John Michelsen, le CTO de CA Technologies, lors de CA World.

John Michelsen, le CTO de CA Technologies, lors de CA World.

Lors des différents Keynotes, CA a beaucoup parlé du nouveau modèle Devops et de l’accent mis par la société sur le rapprochement entre développements et exploitation. Ou en êtes-vous de ce rapprochement et comment cela se traduit-il au niveau produits ?

John Michelsen: En fait nous nous appliquons à nous-mêmes le modèle Devops et nous avons s fusionné nos équipes internes d'exploitation et de développement. Au niveau produits, ce ne sont pas moins de 3 produits qui nous permettent d’adresser cette tendance.  Il y a tout d’abord CA LISA Service virtualisation [modélisation et simulation d’applications pour optimiser le développement et le test], CA LISA Release Automation [ pour l’automatisation des changements de configurations entre le développement, la préproduction et la production] et CA LISA Pathfinder [capture de données depuis des environnements de production afin de les réutiliser pour bâtir des services virtuels, des suites de tests…]. Et on peut même ajouter un 4 e produit si l’on inclut les solutions de service delivery en Cloud.

AppLogic ne figure pas dans cette liste, alors qu’il pourrait y avoir sa place…

J.M.: Applogic est un composant d’infrastructure et il est sa propre plate-forme.
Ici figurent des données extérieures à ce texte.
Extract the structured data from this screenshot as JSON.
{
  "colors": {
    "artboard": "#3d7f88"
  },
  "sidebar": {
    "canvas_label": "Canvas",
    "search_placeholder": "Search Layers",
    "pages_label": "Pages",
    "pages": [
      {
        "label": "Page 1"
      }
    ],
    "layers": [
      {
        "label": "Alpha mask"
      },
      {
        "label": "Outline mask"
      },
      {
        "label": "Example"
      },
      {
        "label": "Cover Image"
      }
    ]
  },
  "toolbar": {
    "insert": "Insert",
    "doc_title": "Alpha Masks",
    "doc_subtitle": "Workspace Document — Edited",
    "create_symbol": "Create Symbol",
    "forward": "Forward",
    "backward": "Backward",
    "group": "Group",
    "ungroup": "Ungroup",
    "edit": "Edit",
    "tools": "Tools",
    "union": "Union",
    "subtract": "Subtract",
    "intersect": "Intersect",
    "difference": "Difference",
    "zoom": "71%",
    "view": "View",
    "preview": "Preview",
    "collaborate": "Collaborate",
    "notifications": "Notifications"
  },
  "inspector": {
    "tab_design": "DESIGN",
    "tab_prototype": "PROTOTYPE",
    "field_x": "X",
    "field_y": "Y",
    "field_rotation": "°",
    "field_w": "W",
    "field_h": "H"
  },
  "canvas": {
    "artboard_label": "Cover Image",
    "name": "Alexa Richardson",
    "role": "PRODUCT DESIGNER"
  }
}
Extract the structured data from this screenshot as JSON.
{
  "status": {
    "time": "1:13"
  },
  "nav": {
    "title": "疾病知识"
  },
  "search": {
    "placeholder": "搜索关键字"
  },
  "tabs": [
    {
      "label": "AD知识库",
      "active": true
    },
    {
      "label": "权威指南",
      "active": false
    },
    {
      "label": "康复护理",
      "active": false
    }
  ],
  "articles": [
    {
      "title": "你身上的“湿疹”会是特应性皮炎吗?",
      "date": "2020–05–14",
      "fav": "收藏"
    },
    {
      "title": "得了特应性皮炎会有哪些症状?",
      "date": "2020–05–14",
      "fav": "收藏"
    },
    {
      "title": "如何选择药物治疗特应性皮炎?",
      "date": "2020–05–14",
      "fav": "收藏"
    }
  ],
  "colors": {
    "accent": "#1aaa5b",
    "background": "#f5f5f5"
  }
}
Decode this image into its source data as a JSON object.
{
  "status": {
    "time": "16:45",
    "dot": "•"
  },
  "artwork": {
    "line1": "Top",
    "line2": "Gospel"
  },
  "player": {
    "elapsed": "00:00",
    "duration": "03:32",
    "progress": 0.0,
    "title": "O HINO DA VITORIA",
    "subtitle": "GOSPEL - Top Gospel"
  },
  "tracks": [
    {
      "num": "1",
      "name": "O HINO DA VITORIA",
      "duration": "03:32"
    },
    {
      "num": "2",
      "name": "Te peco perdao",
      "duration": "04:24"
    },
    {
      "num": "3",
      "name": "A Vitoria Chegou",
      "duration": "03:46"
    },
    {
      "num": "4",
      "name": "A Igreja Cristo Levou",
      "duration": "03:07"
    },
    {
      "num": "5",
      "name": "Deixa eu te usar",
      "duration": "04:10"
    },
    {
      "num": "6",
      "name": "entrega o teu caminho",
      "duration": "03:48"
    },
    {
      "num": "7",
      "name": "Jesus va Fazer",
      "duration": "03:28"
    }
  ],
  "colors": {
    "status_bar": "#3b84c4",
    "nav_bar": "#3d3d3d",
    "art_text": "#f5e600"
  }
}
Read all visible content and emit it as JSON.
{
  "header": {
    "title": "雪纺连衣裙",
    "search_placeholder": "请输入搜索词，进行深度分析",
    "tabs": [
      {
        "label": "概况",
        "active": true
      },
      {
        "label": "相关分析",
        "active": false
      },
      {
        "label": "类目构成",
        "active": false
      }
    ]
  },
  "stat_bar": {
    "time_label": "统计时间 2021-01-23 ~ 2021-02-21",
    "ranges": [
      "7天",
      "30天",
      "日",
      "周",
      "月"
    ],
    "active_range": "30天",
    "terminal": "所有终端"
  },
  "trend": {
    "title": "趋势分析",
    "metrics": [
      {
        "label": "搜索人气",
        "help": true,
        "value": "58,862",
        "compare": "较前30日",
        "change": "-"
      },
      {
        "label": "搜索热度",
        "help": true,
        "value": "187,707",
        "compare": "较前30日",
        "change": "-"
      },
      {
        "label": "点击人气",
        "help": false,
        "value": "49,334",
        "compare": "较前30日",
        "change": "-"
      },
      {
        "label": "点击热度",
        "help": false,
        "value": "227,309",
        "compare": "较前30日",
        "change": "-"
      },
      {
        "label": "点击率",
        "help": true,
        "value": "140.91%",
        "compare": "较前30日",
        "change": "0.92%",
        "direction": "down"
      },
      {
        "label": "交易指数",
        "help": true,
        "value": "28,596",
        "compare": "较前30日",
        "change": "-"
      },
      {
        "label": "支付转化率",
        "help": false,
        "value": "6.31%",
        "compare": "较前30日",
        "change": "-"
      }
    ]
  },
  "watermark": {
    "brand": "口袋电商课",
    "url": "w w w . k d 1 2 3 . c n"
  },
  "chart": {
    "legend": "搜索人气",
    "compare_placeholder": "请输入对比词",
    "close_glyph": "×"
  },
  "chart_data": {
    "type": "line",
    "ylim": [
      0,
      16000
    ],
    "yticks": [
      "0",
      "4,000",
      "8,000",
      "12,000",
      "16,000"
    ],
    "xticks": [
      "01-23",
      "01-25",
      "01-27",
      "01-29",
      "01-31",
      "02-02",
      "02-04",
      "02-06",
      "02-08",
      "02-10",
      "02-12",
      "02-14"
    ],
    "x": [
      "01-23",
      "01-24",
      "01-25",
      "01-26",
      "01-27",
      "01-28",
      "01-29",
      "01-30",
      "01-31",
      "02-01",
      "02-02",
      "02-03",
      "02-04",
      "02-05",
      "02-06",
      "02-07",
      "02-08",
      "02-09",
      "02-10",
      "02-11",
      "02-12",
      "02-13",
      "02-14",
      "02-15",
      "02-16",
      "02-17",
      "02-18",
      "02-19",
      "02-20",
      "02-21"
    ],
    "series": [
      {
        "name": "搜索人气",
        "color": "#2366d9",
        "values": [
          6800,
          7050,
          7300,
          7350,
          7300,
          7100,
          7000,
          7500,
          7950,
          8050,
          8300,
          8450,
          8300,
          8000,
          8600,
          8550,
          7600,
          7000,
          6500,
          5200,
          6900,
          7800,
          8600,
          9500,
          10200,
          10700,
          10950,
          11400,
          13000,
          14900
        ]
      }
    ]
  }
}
Il est d'ailleurs utilisé à cet effet par de multiples entreprises et services providers comme RackSpace ou Bull. Cela créerait de la confusion chez les clients si nous venions à lier nos outils de livraisons d’applications à une plate-forme spécifique. Les outils de développement doivent supporter toutes les plates-formes du marché et pas seulement la nôtre. Donc nous maintenons la séparation entre les lignes de produits pour que notre message ne soit pas brouillé pour nos clients.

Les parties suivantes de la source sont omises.